Delta's Battle for Survival in the UK
Aviation in the UK is a major industry; on an average, about 235 million passengers and 2.3 million tons of freight are carried from and to the UK every year. Such a market is sure to attract big and small airlines; however, the aviation industry in the UK operates without a subsidy. Hence, all key players in the UK airline industry either operate commercially, or are part of the private sector.
Delta Airlines Inc., a US-based airliner, also operates from the UK. This number one airline in terms of passengers carried, No.1 in fleet size, and No.2 in terms of scheduled distance traveled, set up its headquarters at Heathrow, London in 1978. Delta's destinations in the UK include Aberdeen, Edinburgh, Newcastle, Manchester, London and Southampton. It also services the Shannon and Dublin airports in Ireland, and also operates flights to Glasgow, Scotland, on a code share basis with KLM.
Though Delta Airlines is one of the largest global carriers, it suffered a loss of $ 318 million in Q1 of 2011. Despite $ 318 million being a substantial loss, the loss on each share amounted only to 38 cents, as against the economist-estimated loss of 50 cents per share.

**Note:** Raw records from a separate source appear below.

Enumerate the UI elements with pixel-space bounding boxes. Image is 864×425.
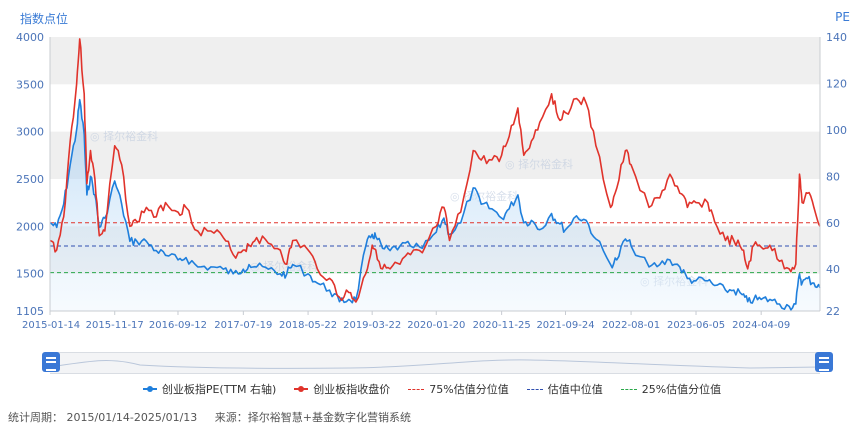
slider-handle-left[interactable] xyxy=(42,352,60,372)
slider-preview xyxy=(49,359,821,369)
legend-item-p75[interactable]: 75%估值分位值 xyxy=(408,381,509,397)
zoom-slider-track[interactable] xyxy=(49,352,821,374)
x-tick-label: 2020-11-25 xyxy=(473,320,531,331)
close-line xyxy=(49,38,821,303)
slider-handle-right[interactable] xyxy=(815,352,833,372)
x-tick-label: 2018-05-22 xyxy=(279,320,337,331)
x-tick-label: 2021-09-24 xyxy=(536,320,594,331)
legend-item-median[interactable]: 估值中位值 xyxy=(526,381,603,397)
legend-pe-swatch xyxy=(142,386,157,392)
footer-source: 来源：择尔裕智慧+基金数字化营销系统 xyxy=(214,411,411,424)
grid-band xyxy=(50,131,820,179)
y-left-tick-label: 2500 xyxy=(16,173,44,186)
x-tick-label: 2015-01-14 xyxy=(22,320,80,331)
x-tick-label: 2019-03-22 xyxy=(343,320,401,331)
x-tick-label: 2017-07-19 xyxy=(214,320,272,331)
y-left-tick-label: 1105 xyxy=(16,305,44,318)
x-tick-label: 2015-11-17 xyxy=(86,320,144,331)
y-axis-left-title: 指数点位 xyxy=(20,12,69,26)
y-right-tick-label: 140 xyxy=(826,31,847,44)
footer-period: 统计周期： 2015/01/14-2025/01/13 xyxy=(8,411,198,424)
x-tick-label: 2024-04-09 xyxy=(732,320,790,331)
watermark-text: ◎ 择尔裕金科 xyxy=(450,189,518,203)
y-right-tick-label: 40 xyxy=(826,263,840,276)
y-left-tick-label: 3000 xyxy=(16,126,44,139)
legend-p75-label: 75%估值分位值 xyxy=(429,383,509,396)
x-tick-label: 2016-09-12 xyxy=(149,320,207,331)
y-left-tick-label: 3500 xyxy=(16,78,44,91)
pe-line xyxy=(49,98,821,311)
footer: 统计周期： 2015/01/14-2025/01/13 来源：择尔裕智慧+基金数… xyxy=(8,409,425,425)
legend-p25-label: 25%估值分位值 xyxy=(641,383,722,396)
y-left-tick-label: 1500 xyxy=(16,268,44,281)
y-right-tick-label: 80 xyxy=(826,170,840,183)
x-tick-label: 2023-06-05 xyxy=(667,320,725,331)
legend-item-p25[interactable]: 25%估值分位值 xyxy=(620,381,722,397)
y-axis-right-title: PE xyxy=(835,10,850,24)
legend-close-swatch xyxy=(294,386,309,392)
legend-pe-label: 创业板指PE(TTM 右轴) xyxy=(161,383,277,396)
y-right-tick-label: 100 xyxy=(826,124,847,137)
legend-median-swatch xyxy=(526,388,543,390)
legend-p25-swatch xyxy=(620,388,637,390)
legend-p75-swatch xyxy=(408,388,425,390)
legend-median-label: 估值中位值 xyxy=(547,383,603,396)
x-tick-label: 2022-08-01 xyxy=(602,320,660,331)
legend-item-close[interactable]: 创业板指收盘价 xyxy=(294,381,390,397)
y-left-tick-label: 4000 xyxy=(16,31,44,44)
y-left-tick-label: 2000 xyxy=(16,220,44,233)
y-right-tick-label: 60 xyxy=(826,217,840,230)
y-right-tick-label: 22 xyxy=(826,305,840,318)
x-tick-label: 2020-01-20 xyxy=(407,320,465,331)
legend: 创业板指PE(TTM 右轴) 创业板指收盘价 75%估值分位值 估值中位值 25… xyxy=(0,381,864,397)
pe-area xyxy=(50,99,820,311)
y-right-tick-label: 120 xyxy=(826,77,847,90)
watermark-text: ◎ 择尔裕金科 xyxy=(90,129,158,143)
watermark-text: ◎ 择尔裕金科 xyxy=(505,157,573,171)
grid-band xyxy=(50,37,820,85)
legend-item-pe[interactable]: 创业板指PE(TTM 右轴) xyxy=(142,381,277,397)
legend-close-label: 创业板指收盘价 xyxy=(313,383,391,396)
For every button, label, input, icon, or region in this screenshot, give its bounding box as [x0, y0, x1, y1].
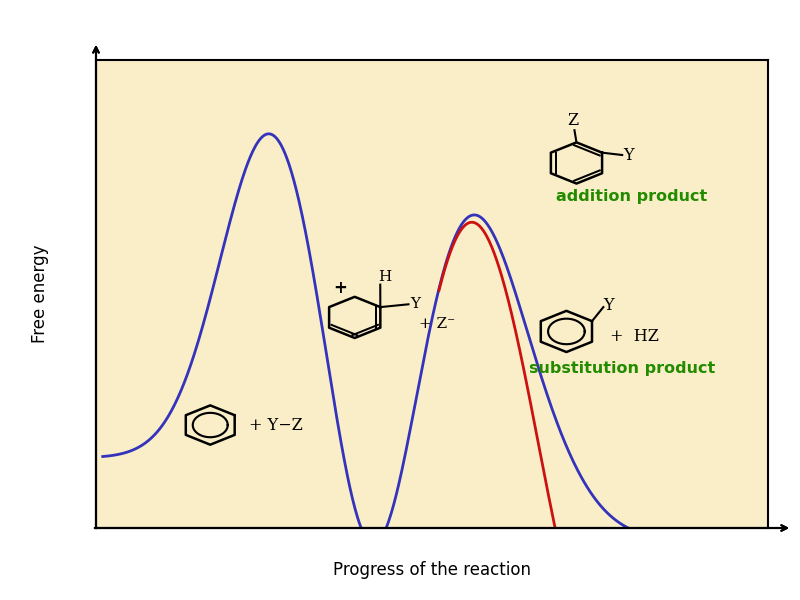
- Text: +  HZ: + HZ: [610, 328, 659, 344]
- Text: + Y−Z: + Y−Z: [250, 416, 303, 434]
- Text: substitution product: substitution product: [530, 361, 716, 376]
- Text: Y: Y: [623, 148, 634, 164]
- Text: Y: Y: [603, 297, 614, 314]
- Text: addition product: addition product: [556, 189, 707, 204]
- Text: Z: Z: [567, 112, 578, 129]
- Text: Progress of the reaction: Progress of the reaction: [333, 561, 531, 579]
- Text: H: H: [378, 270, 391, 284]
- Text: +: +: [333, 280, 347, 298]
- Text: Free energy: Free energy: [31, 245, 49, 343]
- Text: + Z⁻: + Z⁻: [418, 317, 454, 331]
- Text: Y: Y: [410, 297, 420, 311]
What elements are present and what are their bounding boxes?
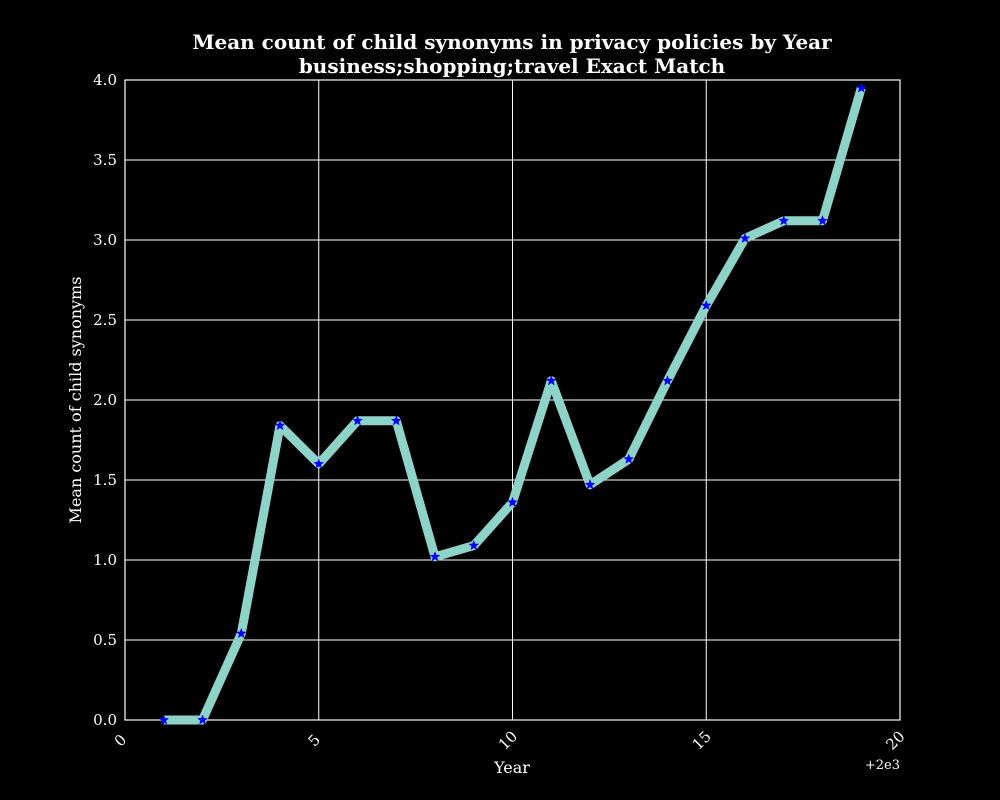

This situation has arisen partly because of the rising fuel prices. Delta's fuel bill rose by 29%, or $ 483 million in Q1 of 2011. This, in turn, led the airlines to increase ticket prices to recover the full costs spent on every flight. Customers all over the world have had to contend with as many as seven price hikes in 2010. Revenue generation for the airline is further being impacted by the tension in the Middle East and Africa, winter storms in the US, and the Japanese disasters. Delta is also planning on cutting down flight routes that do not produce enough revenue.
The flip side of this price increase is that the airlines will scare price-conscious customers away.
Research has established that price is the most important deciding criterion for consumers in the UK. Competition from other airlines such as Ryanair, EasyJet, British Airways and Virgin Atlantic etc., and the railways, has turned the market into a virtual battle field, where only the fittest can survive. The success of the discount airlines, or, the "no frills" airlines, as they are called, has been a veritable blow for traditional airlines. The entry of low cost carriers in the UK market coupled with the liberalization and privatization of air transport in Europe has truly made the customer the king. A customer pays at least 70% less on air travel today, than he used to 20 years ago. Hence, the leisure sector in the UK has also become price-sensitive and discretionary.
Being high priced is one of the most important factors that might work against Delta Airlines in the UK. If Delta continues to procrastinate in regard to its high prices, it risks being ousted from the UK market by the discount airliners, which provide almost the same service, with the exception of a few frills. A price-conscious customer will have no problem forgoing a few services, in order to get the best price. Demand for air travel in the UK is projected to grow in the medium and long term. If Delta can work on its customer service, reduce its ticket prices, and work on its technology to attract more customers, it can hope to survive the uncertain future that threatens airlines in the UK.
The big question is
- In the wake of rising fuel prices, will Delta airlines be able to reduce its ticket prices to attract price conscious customers in the UK?
- Will it be able to survive the battle that rages between established airlines and the "no frills" airlines in the UK?